While I WILL assert that I need Jesus just as much as, or maybe more than, you all do, [insert lame-ass meme or video here] I will NOT assert that Jesus will heal you here on the earth. Nor will I accept the denial of the birds asserting that we fish who assert we have a mental health problem don’t really have a mental health problem and we just need to worship Jesus Chicken. At least you didn’t expect that one, did you? Bet you spewed your corn flakes and had milk shoot out of your nose. I hope so. Because if I were in a laughing mood your laugh would be matched by mine, and although I’m not, you laughing is better than anything else to me. The healing? It’s not necessarily going to happen. I will continue to pray for us, but we’re not promised perfection this side of eternity. Whenever Jesus did a miracle there was a purpose. And when He didn’t, there was a purpose. I won’t even assert that I think I know what those purposes might be. Fucked if I know. He might help, and that’s why I’ll keep on praying- because you never know.
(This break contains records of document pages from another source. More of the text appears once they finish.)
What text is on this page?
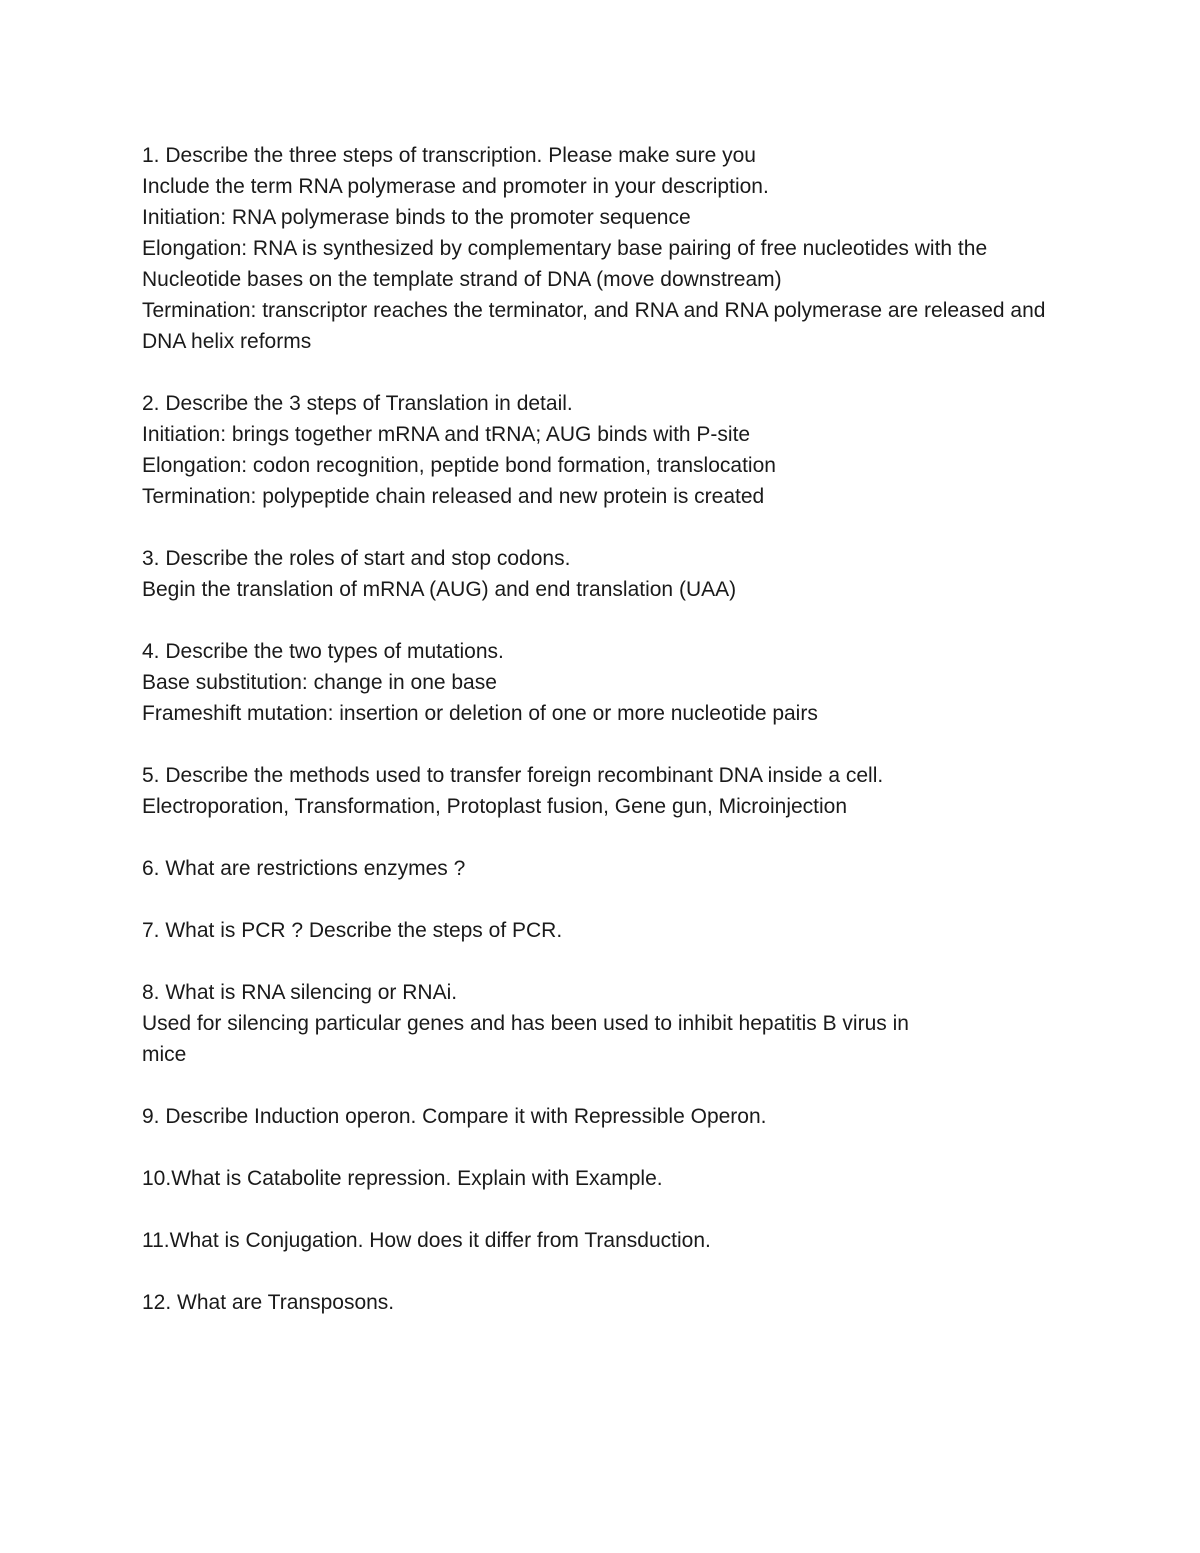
1. Describe the three steps of transcription. Please make sure you
Include the term RNA polymerase and promoter in your description.
Initiation: RNA polymerase binds to the promoter sequence
Elongation: RNA is synthesized by complementary base pairing of free nucleotides with the
Nucleotide bases on the template strand of DNA (move downstream)
Termination: transcriptor reaches the terminator, and RNA and RNA polymerase are released and
DNA helix reforms
2. Describe the 3 steps of Translation in detail.
Initiation: brings together mRNA and tRNA; AUG binds with P-site
Elongation: codon recognition, peptide bond formation, translocation
Termination: polypeptide chain released and new protein is created
3. Describe the roles of start and stop codons.
Begin the translation of mRNA (AUG) and end translation (UAA)
4. Describe the two types of mutations.
Base substitution: change in one base
Frameshift mutation: insertion or deletion of one or more nucleotide pairs
5. Describe the methods used to transfer foreign recombinant DNA inside a cell.
Electroporation, Transformation, Protoplast fusion, Gene gun, Microinjection
6. What are restrictions enzymes ?
7. What is PCR ? Describe the steps of PCR.
8. What is RNA silencing or RNAi.
Used for silencing particular genes and has been used to inhibit hepatitis B virus in
mice
9. Describe Induction operon. Compare it with Repressible Operon.
10.What is Catabolite repression. Explain with Example.
11.What is Conjugation. How does it differ from Transduction.
12. What are Transposons.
I think Jesus helps, truly. If I didn’t, why bother to follow? That guy on the mat needed healing, but he also needed forgiveness. And he knew it, even if he never told anyone. Matthew (Levi) needed to know he was accepted by Jesus, and then reassured that he was doing the right thing, a good thing, by inviting the real people he knew, with real problems and real habits and real sins to his house to meet Jesus. Those proud, holier-than-thou ass hole Pharisee fuckers needed what so many pastors and doctors need today: A lesson in humility, a lesson in real love, and a lesson in how to do ministry and healing- you do ministry and real healing by meeting people where they are and helping them get the thing they need the most, not just meeting the spiritual needs, which are real, but meeting the psychological and chemical and practical physical needs too.
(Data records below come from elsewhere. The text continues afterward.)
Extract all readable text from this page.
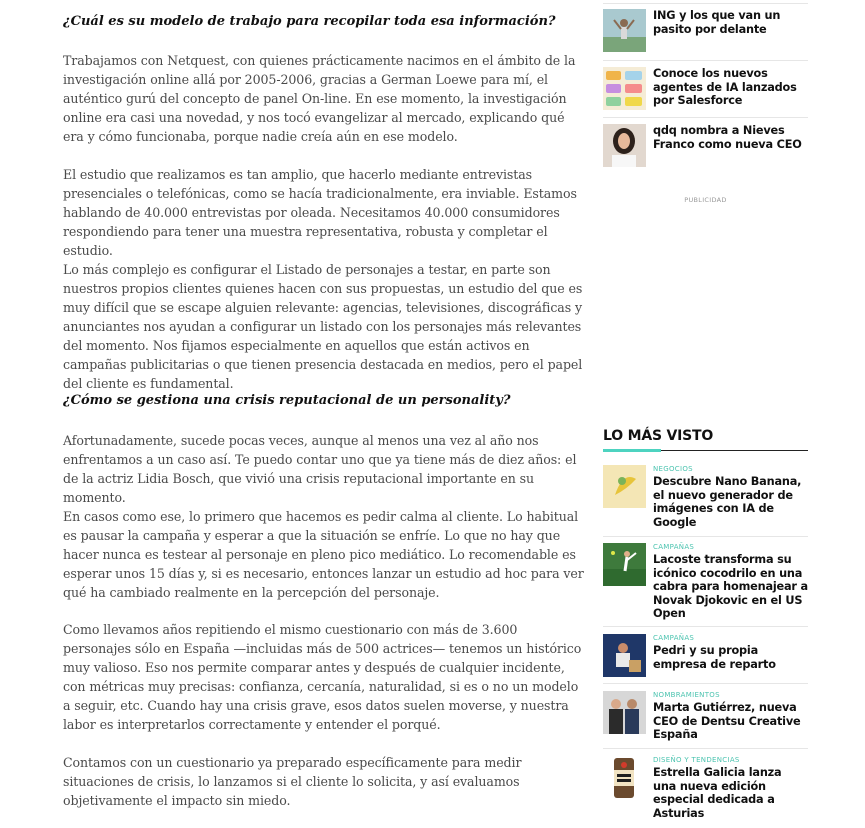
¿Cuál es su modelo de trabajo para recopilar toda esa información?

Trabajamos con Netquest, con quienes prácticamente nacimos en el ámbito de la investigación online allá por 2005-2006, gracias a German Loewe para mí, el auténtico gurú del concepto de panel On-line. En ese momento, la investigación online era casi una novedad, y nos tocó evangelizar al mercado, explicando qué era y cómo funcionaba, porque nadie creía aún en ese modelo.

El estudio que realizamos es tan amplio, que hacerlo mediante entrevistas presenciales o telefónicas, como se hacía tradicionalmente, era inviable. Estamos hablando de 40.000 entrevistas por oleada. Necesitamos 40.000 consumidores respondiendo para tener una muestra representativa, robusta y completar el estudio.

Lo más complejo es configurar el Listado de personajes a testar, en parte son nuestros propios clientes quienes hacen con sus propuestas, un estudio del que es muy difícil que se escape alguien relevante: agencias, televisiones, discográficas y anunciantes nos ayudan a configurar un listado con los personajes más relevantes del momento. Nos fijamos especialmente en aquellos que están activos en campañas publicitarias o que tienen presencia destacada en medios, pero el papel del cliente es fundamental.

¿Cómo se gestiona una crisis reputacional de un personality?

Afortunadamente, sucede pocas veces, aunque al menos una vez al año nos enfrentamos a un caso así. Te puedo contar uno que ya tiene más de diez años: el de la actriz Lidia Bosch, que vivió una crisis reputacional importante en su momento.

En casos como ese, lo primero que hacemos es pedir calma al cliente. Lo habitual es pausar la campaña y esperar a que la situación se enfríe. Lo que no hay que hacer nunca es testear al personaje en pleno pico mediático. Lo recomendable es esperar unos 15 días y, si es necesario, entonces lanzar un estudio ad hoc para ver qué ha cambiado realmente en la percepción del personaje.

Como llevamos años repitiendo el mismo cuestionario con más de 3.600 personajes sólo en España —incluidas más de 500 actrices— tenemos un histórico muy valioso. Eso nos permite comparar antes y después de cualquier incidente, con métricas muy precisas: confianza, cercanía, naturalidad, si es o no un modelo a seguir, etc. Cuando hay una crisis grave, esos datos suelen moverse, y nuestra labor es interpretarlos correctamente y entender el porqué.

Contamos con un cuestionario ya preparado específicamente para medir situaciones de crisis, lo lanzamos si el cliente lo solicita, y así evaluamos objetivamente el impacto sin miedo.

ING y los que van un pasito por delante
Conoce los nuevos agentes de IA lanzados por Salesforce
qdq nombra a Nieves Franco como nueva CEO
PUBLICIDAD
LO MÁS VISTO
NEGOCIOS
Descubre Nano Banana, el nuevo generador de imágenes con IA de Google
CAMPAÑAS
Lacoste transforma su icónico cocodrilo en una cabra para homenajear a Novak Djokovic en el US Open
CAMPAÑAS
Pedri y su propia empresa de reparto
NOMBRAMIENTOS
Marta Gutiérrez, nueva CEO de Dentsu Creative España
DISEÑO Y TENDENCIAS
Estrella Galicia lanza una nueva edición especial dedicada a Asturias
There are some very pious, very self-righteous people who claim to know what people need [insert your favorite well-hated celebrity “Doctor” here]. They don’t know shit. They may have common sense, or horse sense, but that doesn’t always fix the problem. Problems aren’t always relatively simple or easy to figure out and reach a resolution on a half-hour edit for television or an hour after school special presentation.
I’ll keep on praying for my friends and wishing that my heart’s cry for my friends would be answered. Healing. Relief. Peace. Forgiveness. Love. Acceptance. I shouldn’t just give up on those “normal” people I guess, even if they are ass holes. They think they know what we need because they’re blind to their own frailties, and the control we allow them to assert over us gives them God complexes. Maybe they can learn to understand a bit more. Empathy. Love. How to be genuine and helpful. But mostly I want to pray for those who truly need “a doctor,” or Jesus, or both rolled into one. One of Jesus’ nicknames was “The Great Physician.” I don’t want to waste too much time praying for smug ass holes who don’t realize that their humanity leaves them just as much in need of Jesus as me. My weakness fairly screams out “Jesus!! Son of David!! Have mercy on me!”
I pray you find the air you need before the birds peck you to death.